安倍首相の戦後70年談話について
当会が14日に開催した 戦後70年首相談話の「独自案」をめぐる討論会 では、活発な議論を交わしました。その詳細な報告は、後日あらためて発表します。
他方で、安倍首相自身の談話は14日夜に発表されましたが、これはまったく認めがたいものとなりました。
当会独自の談話案は首相官邸および自民党にも送りましたが、それとはまったく相容れない内容であり、当会はこれを全面的に批判します。
詳細な批判は、やはり後日あらためて公開したいと思いますが、さしあたり指摘しておきたい問題点を挙げておきます。
・日本帝国主義を免罪しようとしている。日本の近代化を対外膨張政策から切り離す一方で、1931年から1945年の間に「国際秩序への挑戦者となってしまった」ことだけに反省点を切り縮めている。朝鮮半島の支配権を目的として起こした日露戦争が「多くのアジアやアフリカの人々を勇気づけ」たとしており、さらには、台湾と朝鮮を植民地支配した日本政府の責任についていっさいの言及がない。

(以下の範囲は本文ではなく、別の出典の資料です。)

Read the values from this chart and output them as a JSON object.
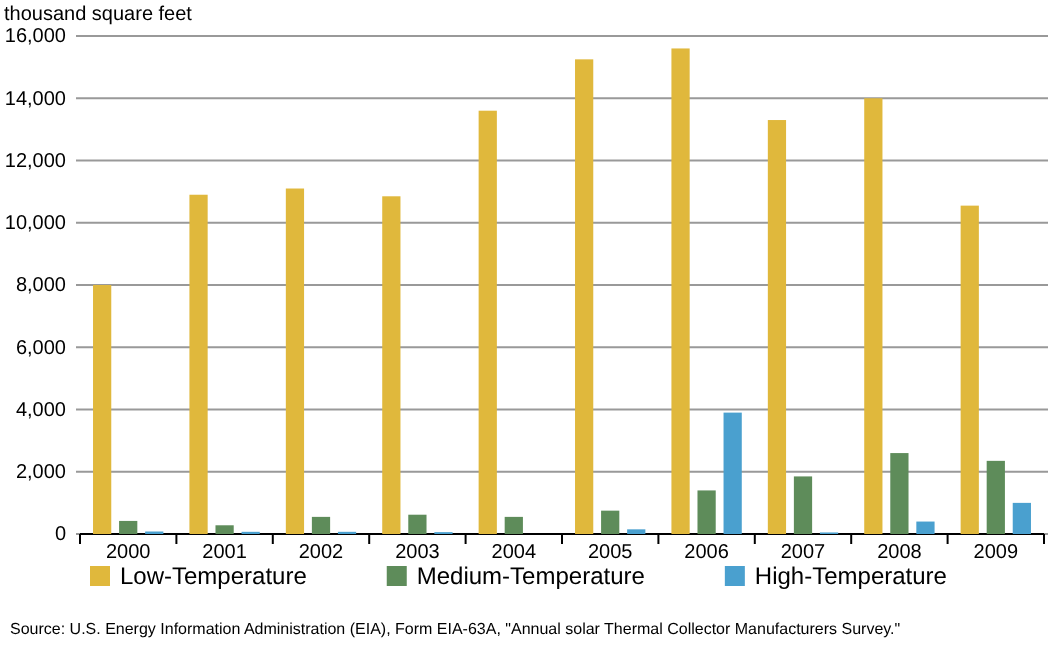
{
  "chart_data": {
    "type": "bar",
    "ylabel": "thousand square feet",
    "categories": [
      "2000",
      "2001",
      "2002",
      "2003",
      "2004",
      "2005",
      "2006",
      "2007",
      "2008",
      "2009"
    ],
    "series": [
      {
        "name": "Low-Temperature",
        "color": "#e0b83c",
        "values": [
          8000,
          10900,
          11100,
          10850,
          13600,
          15250,
          15600,
          13300,
          14000,
          10550
        ]
      },
      {
        "name": "Medium-Temperature",
        "color": "#5e8c5a",
        "values": [
          420,
          280,
          550,
          620,
          550,
          750,
          1400,
          1850,
          2600,
          2350
        ]
      },
      {
        "name": "High-Temperature",
        "color": "#4aa0cf",
        "values": [
          80,
          70,
          70,
          60,
          0,
          150,
          3900,
          50,
          400,
          1000
        ]
      }
    ],
    "ylim": [
      0,
      16000
    ],
    "yticks": [
      {
        "value": 0,
        "label": "0"
      },
      {
        "value": 2000,
        "label": "2,000"
      },
      {
        "value": 4000,
        "label": "4,000"
      },
      {
        "value": 6000,
        "label": "6,000"
      },
      {
        "value": 8000,
        "label": "8,000"
      },
      {
        "value": 10000,
        "label": "10,000"
      },
      {
        "value": 12000,
        "label": "12,000"
      },
      {
        "value": 14000,
        "label": "14,000"
      },
      {
        "value": 16000,
        "label": "16,000"
      }
    ],
    "grid": "y",
    "legend": "bottom",
    "annotations": [
      "Source: U.S. Energy Information Administration (EIA), Form EIA-63A, \"Annual solar Thermal Collector Manufacturers Survey.\""
    ]
  }
}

・「謝罪」(補償なき形だけの謝罪だが)を、今回で打ち止めにしようとしている。「先の大戦」を悔い、「戦争」「侵略」「植民地支配からの「訣別」を誓ったとしているが、それまで日本が行ってきた植民地支配や戦争への責任をとろうとしないまま、次世代には「謝罪を続ける宿命」を負わせないとしている。諸外国の人びとが戦後日本にたいして「寛容」であったことに「感謝」する一方で、「慰安婦」制度や強制連行・労働の被害者による個人補償の要求は黙殺している。
・天皇の戦争責任について沈黙している。
・戦後日本が平和主義や民主主義をすでに達成しているという、誤った認識にもとづいている。政府や行政が国内ですら尊重していない「民主主義」や「人権」を掲げながら、「世界の平和と繁栄」への日本の貢献をうたっている。日米安保の枠組における戦争協力にはまったく触れないまま、戦後日本を平和国家のように描き出している。さらには「積極的平和主義」という、自衛隊の海外派兵や米軍との協力にたいする制約をさらに除去するための口実でしかない用語を使っている。
・ブロック経済が戦争への道で、自由市場が平和への道だという教訓を導き出しているが、自由市場の枠組における国際的な搾取(多国籍企業による現地労働者の酷使など)を無視している。